Rebasing involves modifying a calculation by changing the sample (base) used in the calculation. For example, if 40% of people say they will vote Democrat and 40% say Republican, and 20% say Don’t Know, when the data is rebased to exclude the Don’t Know responses, the result changes to 50% Democrat and 50% Republican. Rebasing is commonly performed to remove ambiguous responses from data and to adjust for screening criteria.
Rebasing to remove ambiguous responses
Sometimes some data is ambiguous. For example, the chart below shows the results from the 2017 Developer Survey by the question-and-answer site Stack Overflow. It shows that 7.6% of the sample identified as being female. A simple interpretation of this data is that 7.6% of respondents are female. However, this is not likely a correct interpretation. The data adds up to 98.8%, so another 1.2% have presumably either not responded or are from some other gender category that has not been shown.
The simplest way to rebase the numbers is to exclude this missing 1.2%. This changes the computed number of females to be 7.6% / (100% - 1.2%) = 7.7%. By rebasing the data in this way, we are implicitly assuming that the 1.2% have the same gender split as the rest of the sample.
We may also wish to rebase the data to include only people who identified as male or female, in which case the percentage of women becomes 7.7% / (88.6% + 7.6%) = 7.9%.
Rebasing to adjust for screening criteria
Consider a survey which has identified that among cola drinkers, the average cola consumption is 1.5 glasses per day. If 30% of people are cola drinkers (i.e., were screened into the survey), we can rebase this 1.5 to compute the average cola consumption across all people. The calculation is 1.5 * 30% = 0.45 colas per day.
The math of rebasing
When excluding a group from a calculation, rebasing involves dividing by the percentage of the sample that remains after the group is excluded. For example, if 40% of people say they will vote Democrat and 20% say they don’t know, we rebase by dividing the 40% by 100% - 20%, which gives 40% / 80% = 50%.

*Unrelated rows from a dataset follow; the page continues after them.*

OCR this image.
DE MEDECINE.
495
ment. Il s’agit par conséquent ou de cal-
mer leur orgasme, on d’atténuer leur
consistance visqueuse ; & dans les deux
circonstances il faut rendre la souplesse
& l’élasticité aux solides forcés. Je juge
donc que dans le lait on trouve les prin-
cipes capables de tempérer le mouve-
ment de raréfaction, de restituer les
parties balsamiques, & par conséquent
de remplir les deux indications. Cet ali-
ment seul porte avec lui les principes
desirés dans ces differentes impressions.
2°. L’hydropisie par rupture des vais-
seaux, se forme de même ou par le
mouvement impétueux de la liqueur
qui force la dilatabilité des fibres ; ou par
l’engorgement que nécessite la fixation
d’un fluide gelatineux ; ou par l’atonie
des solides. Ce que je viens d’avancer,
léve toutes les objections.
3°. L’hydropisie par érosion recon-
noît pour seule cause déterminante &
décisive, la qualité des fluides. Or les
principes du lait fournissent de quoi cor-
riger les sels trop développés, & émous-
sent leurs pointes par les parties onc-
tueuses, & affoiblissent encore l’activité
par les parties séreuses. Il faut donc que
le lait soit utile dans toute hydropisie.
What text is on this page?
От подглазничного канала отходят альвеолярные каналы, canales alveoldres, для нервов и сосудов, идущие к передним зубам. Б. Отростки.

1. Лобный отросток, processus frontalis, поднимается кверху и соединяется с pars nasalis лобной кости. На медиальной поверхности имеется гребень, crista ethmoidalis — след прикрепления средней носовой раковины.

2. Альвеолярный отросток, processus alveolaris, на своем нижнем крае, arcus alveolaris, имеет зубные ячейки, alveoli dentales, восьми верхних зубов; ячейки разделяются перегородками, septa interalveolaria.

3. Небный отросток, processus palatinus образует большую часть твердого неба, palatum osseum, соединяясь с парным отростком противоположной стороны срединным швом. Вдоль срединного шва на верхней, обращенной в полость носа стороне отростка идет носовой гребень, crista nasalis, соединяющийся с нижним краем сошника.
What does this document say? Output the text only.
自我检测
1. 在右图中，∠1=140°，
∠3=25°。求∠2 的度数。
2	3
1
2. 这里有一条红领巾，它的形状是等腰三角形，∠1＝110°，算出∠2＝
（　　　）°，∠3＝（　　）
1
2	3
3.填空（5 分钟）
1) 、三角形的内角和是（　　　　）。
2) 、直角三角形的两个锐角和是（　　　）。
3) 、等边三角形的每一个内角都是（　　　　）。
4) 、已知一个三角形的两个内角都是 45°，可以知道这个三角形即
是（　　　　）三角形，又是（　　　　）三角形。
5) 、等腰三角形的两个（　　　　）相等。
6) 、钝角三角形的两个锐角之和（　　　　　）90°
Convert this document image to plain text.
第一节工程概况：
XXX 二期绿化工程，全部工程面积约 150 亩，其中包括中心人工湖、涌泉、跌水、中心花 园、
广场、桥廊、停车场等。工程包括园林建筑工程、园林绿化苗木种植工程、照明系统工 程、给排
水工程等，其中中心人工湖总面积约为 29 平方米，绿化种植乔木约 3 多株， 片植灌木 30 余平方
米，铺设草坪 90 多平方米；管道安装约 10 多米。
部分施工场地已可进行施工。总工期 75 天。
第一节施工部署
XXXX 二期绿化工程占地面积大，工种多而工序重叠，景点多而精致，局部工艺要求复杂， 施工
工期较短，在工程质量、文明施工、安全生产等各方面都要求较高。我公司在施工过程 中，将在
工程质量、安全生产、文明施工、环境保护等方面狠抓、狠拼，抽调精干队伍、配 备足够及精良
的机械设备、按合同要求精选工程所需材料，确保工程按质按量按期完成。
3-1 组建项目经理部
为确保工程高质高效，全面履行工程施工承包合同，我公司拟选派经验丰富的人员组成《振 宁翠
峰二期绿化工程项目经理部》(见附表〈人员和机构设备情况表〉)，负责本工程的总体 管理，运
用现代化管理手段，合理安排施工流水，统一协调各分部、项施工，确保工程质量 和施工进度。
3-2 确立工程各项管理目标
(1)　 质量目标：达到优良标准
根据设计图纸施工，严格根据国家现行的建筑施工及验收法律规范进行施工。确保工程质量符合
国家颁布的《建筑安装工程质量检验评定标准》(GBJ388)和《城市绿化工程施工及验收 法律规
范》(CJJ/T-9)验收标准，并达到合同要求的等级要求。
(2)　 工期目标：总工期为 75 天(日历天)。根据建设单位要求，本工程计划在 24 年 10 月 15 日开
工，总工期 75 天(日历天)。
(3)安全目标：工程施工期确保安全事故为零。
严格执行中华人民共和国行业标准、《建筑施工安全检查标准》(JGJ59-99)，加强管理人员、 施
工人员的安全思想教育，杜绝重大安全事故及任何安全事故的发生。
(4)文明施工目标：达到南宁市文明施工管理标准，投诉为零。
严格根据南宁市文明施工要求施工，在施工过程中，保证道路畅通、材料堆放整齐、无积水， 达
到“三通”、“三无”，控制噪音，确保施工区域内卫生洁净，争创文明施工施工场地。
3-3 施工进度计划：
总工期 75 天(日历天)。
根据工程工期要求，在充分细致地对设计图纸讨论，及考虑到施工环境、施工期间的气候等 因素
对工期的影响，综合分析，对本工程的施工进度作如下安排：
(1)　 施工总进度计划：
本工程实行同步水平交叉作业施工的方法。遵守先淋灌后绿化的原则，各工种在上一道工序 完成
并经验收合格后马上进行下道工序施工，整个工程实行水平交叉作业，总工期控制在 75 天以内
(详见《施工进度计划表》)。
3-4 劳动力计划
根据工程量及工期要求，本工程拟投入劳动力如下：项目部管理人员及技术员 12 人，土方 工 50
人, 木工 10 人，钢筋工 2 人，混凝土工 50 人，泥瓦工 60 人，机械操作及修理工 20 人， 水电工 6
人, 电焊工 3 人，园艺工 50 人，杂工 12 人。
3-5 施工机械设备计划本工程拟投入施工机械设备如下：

When we include a group that was excluded from the original calculation, we multiply by the percentage of people that were included. For example, in the earlier example we multiplied the average of 1.5 colas by the 30% representing the proportion of people who drink colas.
Sometime rebasing calculations can be more complicated and involve recalculating all the numbers using the original data. For example, if we wanted to rebase the percentage of people who said they would vote Democrat to reflect only people who had voted in the previous presidential election, we need to use the original raw data to perform the calculation. Although this last approach is sometimes called rebasing, it is more commonly known as filtering or subgroup analysis.